Years ago I was told to use Pledge. Actually did a nice job. Any other recommendations? Thanks.


----------



## Doolab (Feb 13, 2008)

Try silicon grease sprayed on a rag and wipe down your Ti frame. (Think of it as metal-friendly Armor All) :idea:
I like the results on my Ti bike. :thumbsup:


----------



## foggypeake (Sep 11, 2005)

I have a polished Litespeed and I've used Windex to clean it and then Pledge to make it shine. Finish Line has a bike wash that works well also.


----------



## cdalemike (Dec 27, 2010)

I have always used Pledge (as you noted). Never tried anything else...


----------



## zx9rmal (Jan 6, 2012)

Thanks.


----------



## kscycler (Aug 12, 2009)

zx9rmal said:


> Years ago I was told to use Pledge. Actually did a nice job. Any other recommendations? Thanks.

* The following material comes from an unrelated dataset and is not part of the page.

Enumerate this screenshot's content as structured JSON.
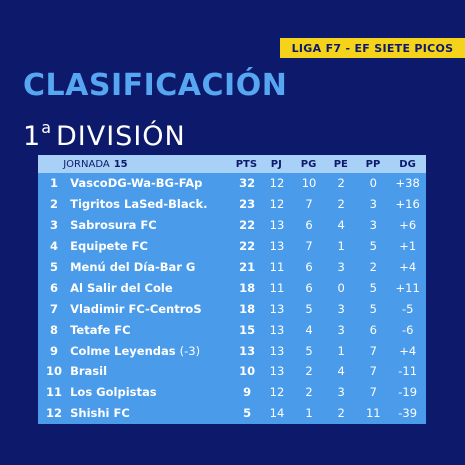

Merlin recommended to me (the first time I rebuilt it) to use the carpet side of velcro to polish the frame (not the hook side). I took a 1" strip of velcro about 12" long and polished the tubes to like-new condition. Got out the cable rubs and made it like new. Watch around the decals, unless you have a new set to replace them with. I do this every 3 or so years and it makes the Merlin look like new.


----------



## socrates (Sep 1, 2006)

Glass cleaner does an excellent job.


----------